Di conseguenza, senza un’occupazione lavorativa ci sarà senz’altro recidività e non certo reinserimento sociale, perché, lo si voglia capire o no, questo passa inevitabilmente attraverso il lavoro.

 

Dedicato a chi non vuole laurearsi in "tautologia e scienze confuse"

Ognuno può capire chi, un domani, avrà più possibilità di occuparsi in attività lavorativa, tra un detenuto che ha conseguito, durante la carcerazione.

un diploma in ragioneria e un altro che s’è laureato in "tautologia e scienze confuse", fissando per anni il soffitto e piangendosi addosso.

Allora, assodato che, per chi vuole, non esiste più il problema di come far trascorrere il tempo, penso risulterebbe utile passare ad una fase di pensiero successiva: l’utilizzare il tempo in modo costruttivo. Si tratta di iniziare un percorso di responsabilità, verso se stessi, e sociale di conseguenza; si tratta di promuovere in se stessi la cultura del lavoro.

"Che mi interessa di quello che succederà un domani!?", potrà dire qualcuno ancora fermo alla fase del "lo faccio per passare il tempo". S’iscriverà ai corsi mono-motivato e, dal momento che l’accesso a questi è limitato nel numero dei partecipanti, probabilmente toglierà la possibilità a qualcuno multi-motivato di frequentarli.

Questa è la tipica persona che solitamente non si vergogna di fare appello alla famosa "solidarietà tra detenuti" unicamente quando i "suoi" interessi sono in pericolo. Per fortuna, queste persone, oggi e qui sono poche, anche se riescono a far sentire la loro "pesantezza". C’è chi, invece, approfitta a piene mani delle possibilità che gli sono offerte, sfruttando l’opportunità d’autorealizzazione che la frequenza di queste attività, alla fine, comporta.

Questo è chi pensa: "Lo faccio per mettere un po’ d’ordine nei miei pensieri e nella mia vita; per usare il tempo che dovrò trascorrere qui dentro, per non subire la carcerazione, per riappropriarmi del mio futuro!" e, sempre per fortuna, di queste persone oggi e qui ve ne sono parecchie.

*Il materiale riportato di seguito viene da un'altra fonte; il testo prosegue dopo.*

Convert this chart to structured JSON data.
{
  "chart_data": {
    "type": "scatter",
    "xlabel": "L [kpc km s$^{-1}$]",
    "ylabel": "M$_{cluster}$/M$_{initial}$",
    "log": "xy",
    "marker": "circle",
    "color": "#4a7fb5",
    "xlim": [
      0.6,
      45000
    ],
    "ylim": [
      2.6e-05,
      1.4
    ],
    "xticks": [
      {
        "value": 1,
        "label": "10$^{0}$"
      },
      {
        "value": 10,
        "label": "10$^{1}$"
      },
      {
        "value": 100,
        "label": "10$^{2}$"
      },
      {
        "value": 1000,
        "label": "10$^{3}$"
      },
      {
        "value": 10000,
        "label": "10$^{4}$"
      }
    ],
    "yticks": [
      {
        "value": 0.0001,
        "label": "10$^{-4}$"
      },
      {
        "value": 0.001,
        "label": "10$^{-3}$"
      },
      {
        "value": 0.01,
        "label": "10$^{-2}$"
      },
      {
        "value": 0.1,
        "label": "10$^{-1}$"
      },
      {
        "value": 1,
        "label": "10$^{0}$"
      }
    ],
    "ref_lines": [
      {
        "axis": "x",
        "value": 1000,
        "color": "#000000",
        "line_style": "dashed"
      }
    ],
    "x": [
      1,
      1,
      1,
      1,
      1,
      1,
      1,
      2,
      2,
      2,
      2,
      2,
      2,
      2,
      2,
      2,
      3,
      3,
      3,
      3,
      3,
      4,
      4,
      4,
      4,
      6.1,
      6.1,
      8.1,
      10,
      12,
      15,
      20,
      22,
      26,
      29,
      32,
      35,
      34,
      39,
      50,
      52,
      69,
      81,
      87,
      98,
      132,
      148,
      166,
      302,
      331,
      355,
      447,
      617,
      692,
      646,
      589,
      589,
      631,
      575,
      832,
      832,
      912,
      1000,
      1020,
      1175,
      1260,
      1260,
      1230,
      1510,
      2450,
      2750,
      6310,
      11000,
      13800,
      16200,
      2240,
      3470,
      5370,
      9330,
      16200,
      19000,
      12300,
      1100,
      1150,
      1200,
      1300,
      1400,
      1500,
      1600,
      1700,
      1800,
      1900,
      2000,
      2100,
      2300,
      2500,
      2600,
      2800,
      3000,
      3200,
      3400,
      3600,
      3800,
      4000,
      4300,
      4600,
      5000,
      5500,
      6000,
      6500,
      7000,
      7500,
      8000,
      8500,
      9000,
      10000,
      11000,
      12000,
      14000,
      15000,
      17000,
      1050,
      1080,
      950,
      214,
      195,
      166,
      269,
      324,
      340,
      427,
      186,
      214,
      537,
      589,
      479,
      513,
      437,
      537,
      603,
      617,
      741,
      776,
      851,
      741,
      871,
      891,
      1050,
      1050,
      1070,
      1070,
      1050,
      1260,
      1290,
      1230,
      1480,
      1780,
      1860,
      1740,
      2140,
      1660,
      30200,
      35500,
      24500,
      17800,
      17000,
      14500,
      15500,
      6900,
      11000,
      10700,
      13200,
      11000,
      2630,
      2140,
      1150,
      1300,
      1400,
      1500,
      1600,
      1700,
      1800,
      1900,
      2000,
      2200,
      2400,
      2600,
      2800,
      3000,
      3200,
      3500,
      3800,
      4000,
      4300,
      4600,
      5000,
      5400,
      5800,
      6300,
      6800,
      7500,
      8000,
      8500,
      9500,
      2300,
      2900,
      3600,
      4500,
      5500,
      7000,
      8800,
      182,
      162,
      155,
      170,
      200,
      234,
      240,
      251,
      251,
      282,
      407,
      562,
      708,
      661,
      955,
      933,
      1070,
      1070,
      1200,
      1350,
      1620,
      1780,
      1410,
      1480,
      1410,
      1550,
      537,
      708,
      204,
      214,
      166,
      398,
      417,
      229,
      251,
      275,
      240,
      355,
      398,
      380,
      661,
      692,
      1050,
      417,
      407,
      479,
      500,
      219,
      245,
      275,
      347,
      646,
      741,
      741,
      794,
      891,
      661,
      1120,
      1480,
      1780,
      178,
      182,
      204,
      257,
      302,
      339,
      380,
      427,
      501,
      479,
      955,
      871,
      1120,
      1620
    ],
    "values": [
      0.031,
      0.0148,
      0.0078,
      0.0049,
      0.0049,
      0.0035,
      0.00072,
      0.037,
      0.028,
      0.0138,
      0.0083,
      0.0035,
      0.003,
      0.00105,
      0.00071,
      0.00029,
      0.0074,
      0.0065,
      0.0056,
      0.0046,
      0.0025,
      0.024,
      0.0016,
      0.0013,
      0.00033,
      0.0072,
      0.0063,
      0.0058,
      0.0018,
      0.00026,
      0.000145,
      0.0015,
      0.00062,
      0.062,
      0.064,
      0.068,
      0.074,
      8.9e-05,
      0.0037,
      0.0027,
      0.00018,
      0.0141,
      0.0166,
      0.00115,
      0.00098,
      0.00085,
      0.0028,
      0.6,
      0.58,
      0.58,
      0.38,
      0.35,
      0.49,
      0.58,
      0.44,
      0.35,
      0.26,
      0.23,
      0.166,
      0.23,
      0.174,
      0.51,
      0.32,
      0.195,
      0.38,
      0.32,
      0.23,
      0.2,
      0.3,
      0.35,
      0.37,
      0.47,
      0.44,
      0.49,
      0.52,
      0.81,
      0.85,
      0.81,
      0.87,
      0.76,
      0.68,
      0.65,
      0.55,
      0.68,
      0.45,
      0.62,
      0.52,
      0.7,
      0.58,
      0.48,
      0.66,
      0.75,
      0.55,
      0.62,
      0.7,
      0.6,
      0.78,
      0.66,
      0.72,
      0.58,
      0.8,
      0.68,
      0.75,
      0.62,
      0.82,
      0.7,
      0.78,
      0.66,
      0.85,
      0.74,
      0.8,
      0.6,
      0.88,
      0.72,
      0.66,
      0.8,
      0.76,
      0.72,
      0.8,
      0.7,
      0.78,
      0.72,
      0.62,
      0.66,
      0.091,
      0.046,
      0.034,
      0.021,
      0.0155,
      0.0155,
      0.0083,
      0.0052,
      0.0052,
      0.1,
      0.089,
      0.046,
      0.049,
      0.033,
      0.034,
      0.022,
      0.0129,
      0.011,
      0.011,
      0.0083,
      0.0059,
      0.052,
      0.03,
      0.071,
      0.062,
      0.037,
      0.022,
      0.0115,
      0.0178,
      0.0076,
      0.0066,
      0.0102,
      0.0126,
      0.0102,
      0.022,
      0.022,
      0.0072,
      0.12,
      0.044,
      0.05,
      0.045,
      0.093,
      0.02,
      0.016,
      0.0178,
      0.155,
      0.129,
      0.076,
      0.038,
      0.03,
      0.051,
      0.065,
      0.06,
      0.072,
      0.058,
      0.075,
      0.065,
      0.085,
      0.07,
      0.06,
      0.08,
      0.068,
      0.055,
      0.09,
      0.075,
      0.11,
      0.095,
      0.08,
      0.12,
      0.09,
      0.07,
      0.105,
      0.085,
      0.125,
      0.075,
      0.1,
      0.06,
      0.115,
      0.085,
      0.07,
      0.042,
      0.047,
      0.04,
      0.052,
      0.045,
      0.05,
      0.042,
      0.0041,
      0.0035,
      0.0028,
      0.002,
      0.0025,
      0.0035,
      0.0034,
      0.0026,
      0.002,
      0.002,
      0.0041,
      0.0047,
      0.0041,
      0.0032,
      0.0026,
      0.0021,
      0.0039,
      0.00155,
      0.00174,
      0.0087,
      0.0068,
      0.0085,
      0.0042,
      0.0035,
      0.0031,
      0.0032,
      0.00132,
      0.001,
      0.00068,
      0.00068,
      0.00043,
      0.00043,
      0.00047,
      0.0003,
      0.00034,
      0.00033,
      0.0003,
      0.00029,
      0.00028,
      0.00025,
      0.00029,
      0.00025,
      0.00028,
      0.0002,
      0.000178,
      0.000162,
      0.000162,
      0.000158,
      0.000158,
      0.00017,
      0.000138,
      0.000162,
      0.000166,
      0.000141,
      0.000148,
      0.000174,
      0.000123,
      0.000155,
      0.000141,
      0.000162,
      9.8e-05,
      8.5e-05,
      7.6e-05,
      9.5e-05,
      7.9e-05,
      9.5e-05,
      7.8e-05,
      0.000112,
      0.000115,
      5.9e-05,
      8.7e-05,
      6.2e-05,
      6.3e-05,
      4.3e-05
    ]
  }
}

Sono queste, infatti, con il loro modo di pensare e per i risultati di questo, a giustificare di fronte all’Istituzione e a chi si sta impegnando per portare avanti queste attività, l’impegno di tempo e di denaro speso per l’istruzione in carcere.

Anni fa, per ottenere un grado di vivibilità appena decente, all’interno del carcere, erano necessarie sanguinose (sempre per noi) rivolte, e molte persone detenute hanno lasciato la pelle o la salute per ottenere risultati minimi ma importanti.

Poi sono arrivati i tempi della protesta "civile", non più "violenta", e i risultati sono riconoscibili nella situazione attuale. Ora, per come stanno le cose, almeno qui a Padova, mi sembra arrivato il momento di darci da fare, perché il grado di vivibilità di un carcere "scuola" come questo è condizionato dai risultati che riusciremo ad ottenere nella frequenza dei corsi, sia scolastici che professionali, attivati all’interno dell’Istituto.

Questa è la prima parte di un percorso di responsabilità che abbiamo da compiere, responsabilità verso il mantenimento di questi corsi ed attività, che si risolve nella responsabilità verso noi stessi e verso il nostro futuro, se vogliamo averne uno diverso dal ritornare periodicamente qui dentro.

Se falliremo, non lo faremo solamente nei nostri confronti, ma anche in quelli delle persone detenute che stanno in carceri dove queste possibilità non esistono, ma che sull’esempio del nostro potrebbero ottenere.

Se falliremo, la colpa questa volta sarà molto più nostra e molto meno della società e della sfortuna. E qui si tornerà come nel ‘95, e Ristretti Orizzonti dovrà pubblicare una serie di articoli dal tema "Respira meglio che il tempo ti passa!"